Il pastore e l’imprenditore rappresentano le due anime della latitanza ultraventennale di Messina Denaro, boss di nuova generazione che tiene insieme le regole della mafia di ieri con le esigenze di quella di oggi. «Gode di protezioni di alto livello», accusa il procuratore aggiunto Teresa Principato, ed è possibile che trascorra alcuni periodi all’estero. Tuttavia, nell’epoca di Internet e delle più avanzate tecnologie, non ri- nuncia a comunicare con il sistema più antico e considerato più sicuro nell’onorata società: lettere e bigliettini da distruggere subito dopo la lettura, raccolti e distribuiti attraverso canali preventivamente individuati dal boss. Inoltre le consegne non avvengono in maniera diretta, ma nascondendo i pizzini in qualche anfratto dove una staffetta va a recuperarli per fargli fare la tratta successiva. Il tutto a scadenze il più possibile regolari.
Nelle telefonate registrate dalla polizia, i «postini» utilizzavano mezze frasi e linguaggi convenzionali per avvisare che c’era corrispondenza da ritirare e smistare. Gondola convocava i suoi uomini (in carcere sono finiti altri nove intermediari, tra cui gli agricoltori Michele Gucciardi e Michele Terranova che parlavano spesso al telefono col pastore) evocando fantasiose consegne di favino (un’erba utilizzata come foraggio per animali) e sulla (una leguminosa che cresce spontanea nei campi), mangimi, concime e forbici da tosa.
«Zù Vito io il favino l’ho insaccato ieri sera», gli comunica Terranova la mattina del 27 giugno 2013. «Portamelo il più presto possibile, Michè», ordina Gondola. «E dove ci vediamo, sempre lì in campagna?». «Dove hai le pecore tu». I due s’incontrano l’indomani, e i poliziotti riprendono Gondola che nasconde qualcosa sotto un masso, nella spianata vicino a un casolare. Lì doveva andare a prenderlo Gucciardi, ma l’appuntamento salta. Allora Gondola torna a recuperare l’involucro e l’incontro con Gucciardi è rinviato al giorno dopo, in mezzo alla vegetazione di un’altra campagna.
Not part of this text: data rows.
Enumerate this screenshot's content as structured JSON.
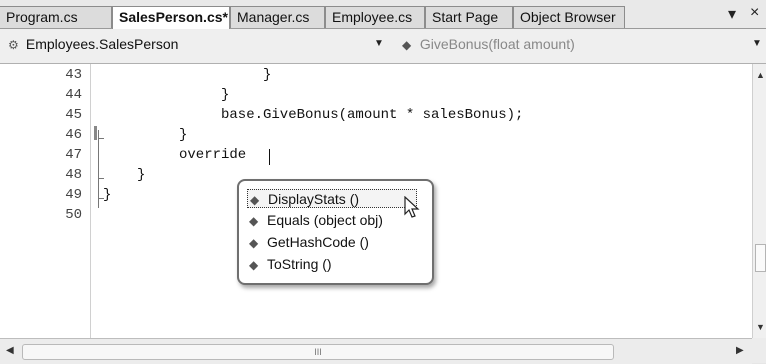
{
  "tabs": [
    {
      "label": "Program.cs",
      "active": false
    },
    {
      "label": "SalesPerson.cs*",
      "active": true
    },
    {
      "label": "Manager.cs",
      "active": false
    },
    {
      "label": "Employee.cs",
      "active": false
    },
    {
      "label": "Start Page",
      "active": false
    },
    {
      "label": "Object Browser",
      "active": false
    }
  ],
  "tab_controls": {
    "dropdown_glyph": "▾",
    "close_glyph": "×"
  },
  "navigation": {
    "type_combo": {
      "value": "Employees.SalesPerson",
      "icon": "class-icon"
    },
    "member_combo": {
      "value": "GiveBonus(float amount)",
      "icon": "method-icon"
    }
  },
  "editor": {
    "lines": [
      {
        "number": "43",
        "text": "}"
      },
      {
        "number": "44",
        "text": "}"
      },
      {
        "number": "45",
        "text": "base.GiveBonus(amount * salesBonus);"
      },
      {
        "number": "46",
        "text": "}"
      },
      {
        "number": "47",
        "text": "override "
      },
      {
        "number": "48",
        "text": "}"
      },
      {
        "number": "49",
        "text": "}"
      },
      {
        "number": "50",
        "text": ""
      }
    ]
  },
  "intellisense": {
    "items": [
      {
        "label": "DisplayStats ()",
        "icon": "method-icon",
        "selected": true
      },
      {
        "label": "Equals (object obj)",
        "icon": "method-icon",
        "selected": false
      },
      {
        "label": "GetHashCode ()",
        "icon": "method-icon",
        "selected": false
      },
      {
        "label": "ToString ()",
        "icon": "method-icon",
        "selected": false
      }
    ]
  },
  "scrollbar": {
    "thumb_grip": "III"
  }
}
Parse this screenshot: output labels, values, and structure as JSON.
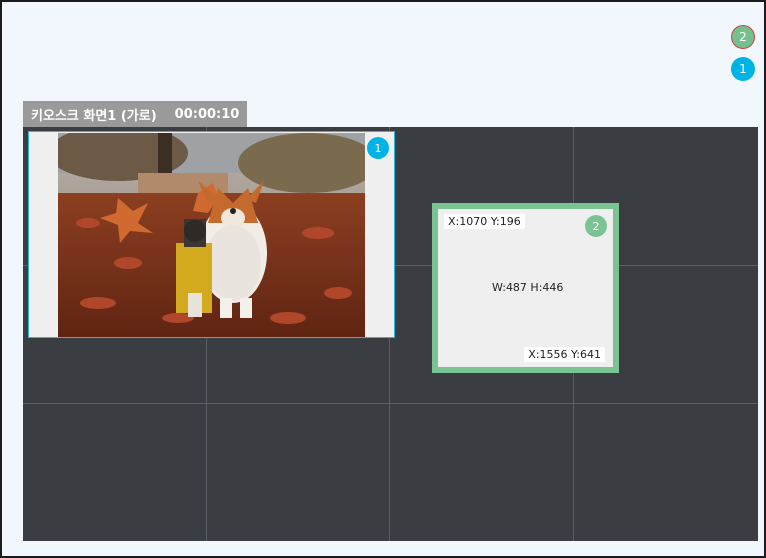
{
  "layer_badges": [
    "2",
    "1"
  ],
  "screen": {
    "name": "키오스크 화면1 (가로)",
    "duration": "00:00:10"
  },
  "regions": [
    {
      "num": "1",
      "content": "corgi-autumn-photo"
    },
    {
      "num": "2",
      "top_left": "X:1070 Y:196",
      "size": "W:487 H:446",
      "bottom_right": "X:1556 Y:641"
    }
  ],
  "colors": {
    "region1": "#00b3e6",
    "region2": "#7cc394",
    "canvas": "#3a3e43"
  }
}
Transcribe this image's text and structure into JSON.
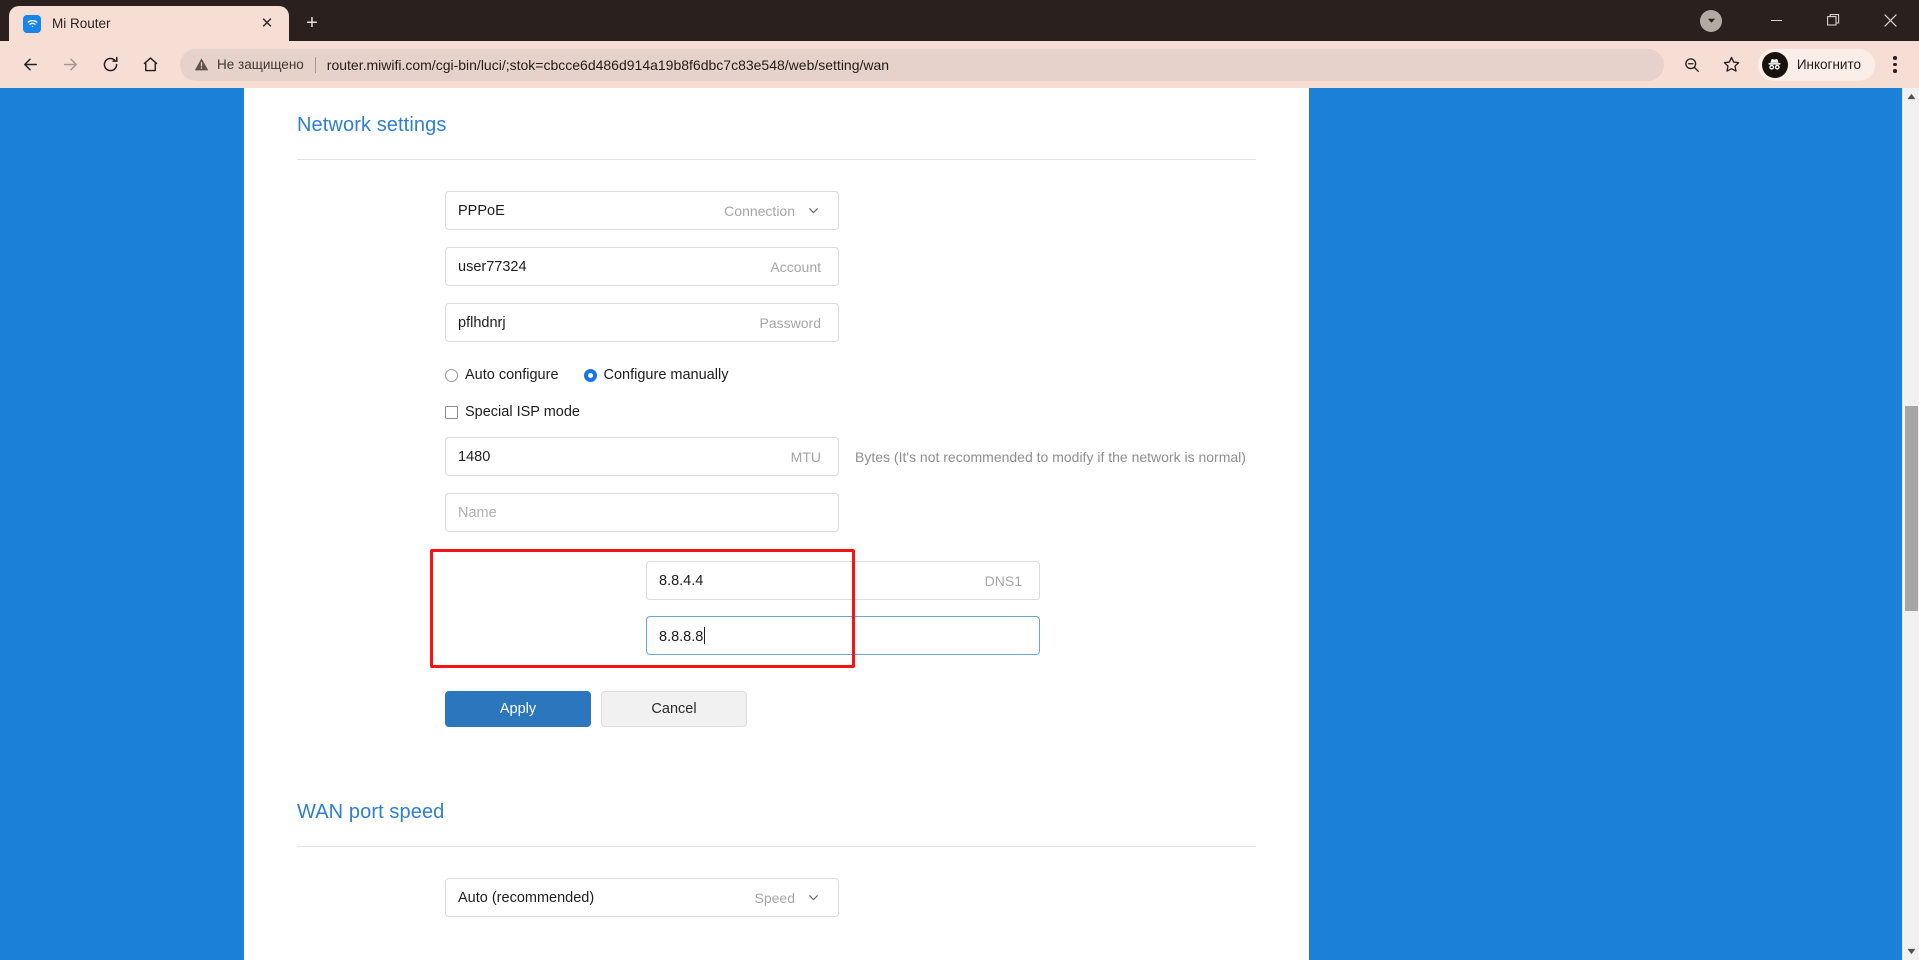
{
  "browser": {
    "tab": {
      "title": "Mi Router",
      "favicon_name": "wifi-icon",
      "close_label": "✕"
    },
    "new_tab_label": "+",
    "window_controls": {
      "update_label": "▾",
      "minimize_label": "—",
      "maximize_label": "❐",
      "close_label": "✕"
    },
    "nav": {
      "back_label": "←",
      "forward_label": "→",
      "reload_label": "⟳",
      "home_label": "⌂"
    },
    "omnibox": {
      "security_text": "Не защищено",
      "url": "router.miwifi.com/cgi-bin/luci/;stok=cbcce6d486d914a19b8f6dbc7c83e548/web/setting/wan",
      "zoom_icon": "zoom-out-icon",
      "bookmark_icon": "star-icon"
    },
    "profile": {
      "name": "Инкогнито",
      "avatar_icon": "incognito-icon"
    },
    "menu_label": "⋮"
  },
  "page": {
    "accent_color": "#2e7fd0",
    "background_color": "#1a80d8",
    "highlight_color": "#f41414",
    "sections": {
      "network": {
        "title": "Network settings",
        "fields": [
          {
            "value": "PPPoE",
            "placeholder": "",
            "label": "Connection",
            "has_chevron": true,
            "focused": false
          },
          {
            "value": "user77324",
            "placeholder": "",
            "label": "Account",
            "has_chevron": false,
            "focused": false
          },
          {
            "value": "pflhdnrj",
            "placeholder": "",
            "label": "Password",
            "has_chevron": false,
            "focused": false
          }
        ],
        "radios": [
          {
            "label": "Auto configure",
            "checked": false
          },
          {
            "label": "Configure manually",
            "checked": true
          }
        ],
        "checkbox": {
          "label": "Special ISP mode",
          "checked": false
        },
        "mtu": {
          "value": "1480",
          "label": "MTU",
          "hint": "Bytes (It's not recommended to modify if the network is normal)"
        },
        "name_field": {
          "value": "",
          "placeholder": "Name",
          "label": ""
        },
        "dns": [
          {
            "value": "8.8.4.4",
            "label": "DNS1",
            "focused": false,
            "caret": false
          },
          {
            "value": "8.8.8.8",
            "label": "",
            "focused": true,
            "caret": true
          }
        ],
        "apply_label": "Apply",
        "cancel_label": "Cancel"
      },
      "wan": {
        "title": "WAN port speed",
        "speed_field": {
          "value": "Auto (recommended)",
          "label": "Speed",
          "has_chevron": true
        }
      }
    }
  }
}
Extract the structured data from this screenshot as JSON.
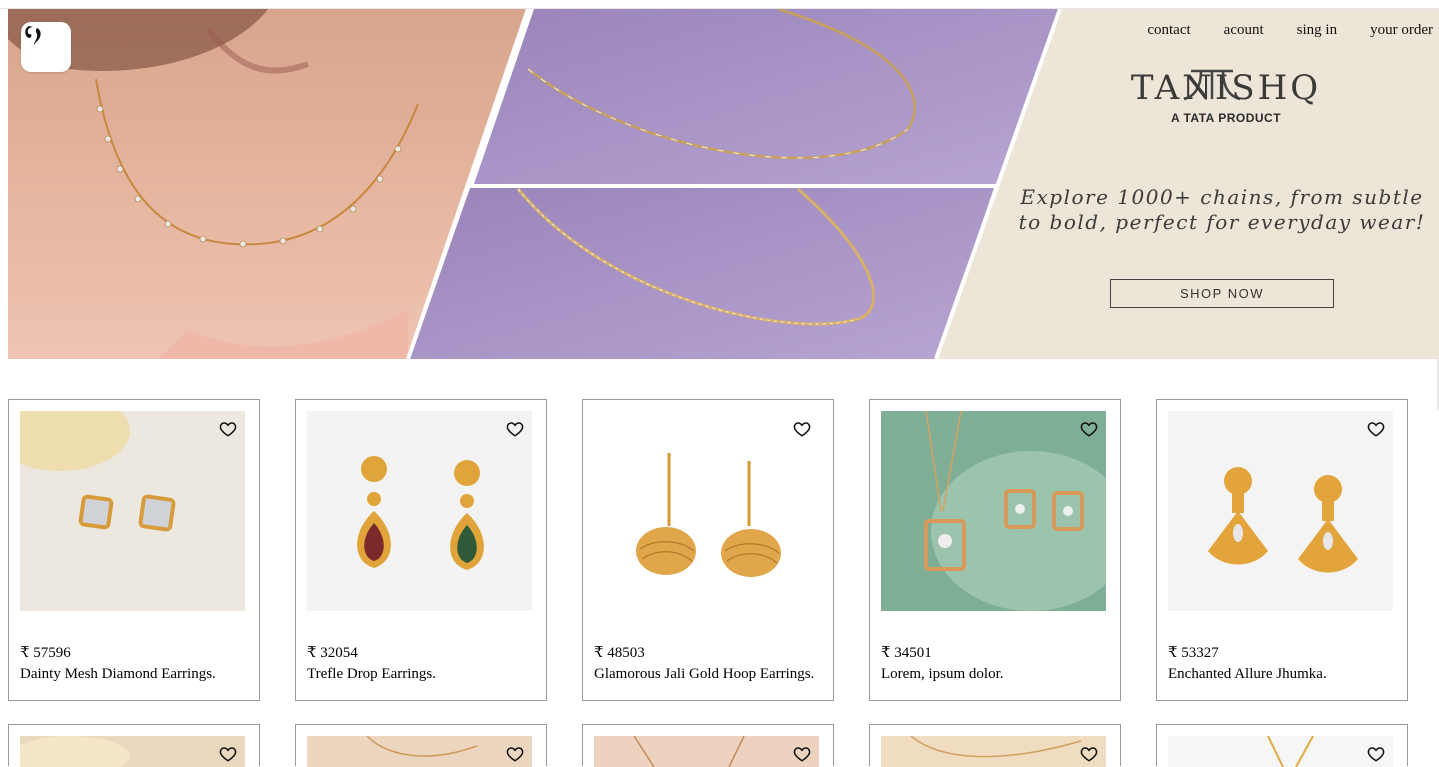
{
  "nav": {
    "items": [
      "contact",
      "acount",
      "sing in",
      "your order"
    ]
  },
  "hero": {
    "brand_name": "TANISHQ",
    "brand_sub": "A TATA PRODUCT",
    "tagline": "Explore 1000+ chains, from subtle to bold, perfect for everyday wear!",
    "cta": "SHOP NOW"
  },
  "products": [
    {
      "price": "₹ 57596",
      "name": "Dainty Mesh Diamond Earrings."
    },
    {
      "price": "₹ 32054",
      "name": "Trefle Drop Earrings."
    },
    {
      "price": "₹ 48503",
      "name": "Glamorous Jali Gold Hoop Earrings."
    },
    {
      "price": "₹ 34501",
      "name": "Lorem, ipsum dolor."
    },
    {
      "price": "₹ 53327",
      "name": "Enchanted Allure Jhumka."
    }
  ],
  "colors": {
    "accent_gold": "#d4952e",
    "hero_lavender": "#a38ec0",
    "hero_cream": "#ede6d8",
    "card_border": "#9a9a9a"
  },
  "icons": {
    "logo": "brand-logo-icon",
    "wishlist": "heart-icon"
  }
}
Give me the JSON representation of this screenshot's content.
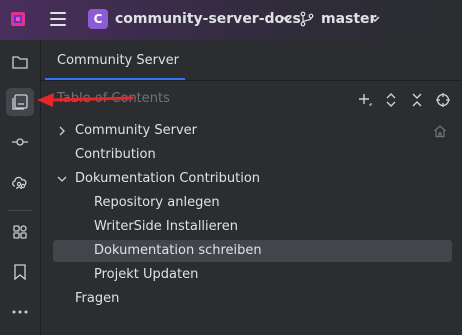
{
  "titlebar": {
    "project_badge": "C",
    "project_name": "community-server-docs",
    "branch_name": "master"
  },
  "toolstrip": {
    "items": [
      {
        "icon": "folder-icon"
      },
      {
        "icon": "document-structure-icon",
        "active": true
      },
      {
        "icon": "commit-icon"
      },
      {
        "icon": "cloud-users-icon"
      },
      {
        "icon": "grid-apps-icon"
      },
      {
        "icon": "bookmark-icon"
      },
      {
        "icon": "more-dots-icon"
      }
    ]
  },
  "panel": {
    "tab_label": "Community Server",
    "toc_title": "Table of Contents",
    "header_icons": [
      "add-icon",
      "expand-icon",
      "collapse-icon",
      "locate-icon"
    ]
  },
  "tree": [
    {
      "label": "Community Server",
      "level": 0,
      "chevron": "right",
      "home": true
    },
    {
      "label": "Contribution",
      "level": 0,
      "chevron": null
    },
    {
      "label": "Dokumentation Contribution",
      "level": 0,
      "chevron": "down"
    },
    {
      "label": "Repository anlegen",
      "level": 1,
      "chevron": null
    },
    {
      "label": "WriterSide Installieren",
      "level": 1,
      "chevron": null
    },
    {
      "label": "Dokumentation schreiben",
      "level": 1,
      "chevron": null,
      "selected": true
    },
    {
      "label": "Projekt Updaten",
      "level": 1,
      "chevron": null
    },
    {
      "label": "Fragen",
      "level": 0,
      "chevron": null
    }
  ],
  "colors": {
    "accent": "#3574f0",
    "annotation_arrow": "#e8262a",
    "project_badge": "#8e5cd6"
  }
}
Che le misteriose consegne fossero di pizzini provenienti e destinati al super-latitante, gli inquirenti l’hanno dedotto dai colloqui intercettati; mezze frasi che messe insieme svelano il sistema di fermo-posta al servizio di Messina Denaro: «Da Mazara chiamo, il macellaio sono, mi aveva ordinato la fiorentina, si ricorda? Domani alle 9.30 se la può venire a prendere»; «Entro il 15 queste cose devono partire… » ; « Minchia… questo tempo per scrivere… capace che tarda a scrivere»; «Ci si deve dare la risposta… vuole la risposta»; «Quello di Salemi… ha scritto»; «Tu segui quello che c’è scritto… e ci mettiamo al sicuro…»; «Me l’ha portata aperta e mi ha detto “leggila”… c’erano cose familiari»; «Mi avevano detto entro la fine del mese arrivano», e così via.
Nelle pieghe dell’inchiesta, gli investigatori hanno registrato anche conversazioni che si riferiscono a dissidi economici con le famiglie mafiose di Marsala, e un interlocutore di Gondola, a dicembre 2012, accenna alla possibile presenza in zona del ricercato: «Ma a Matteo Messina Denaro non ci sono potuti arrivare?». Gondola sembra fingere di non capire: «Chi? E dove?». Quello insiste: «Matteo ddocu è» (è lì, ndr), ma Gondola taglia corto: «Eh… c’era». Arrestati i postini, le indagini proseguono per capire dove si nasconde adesso.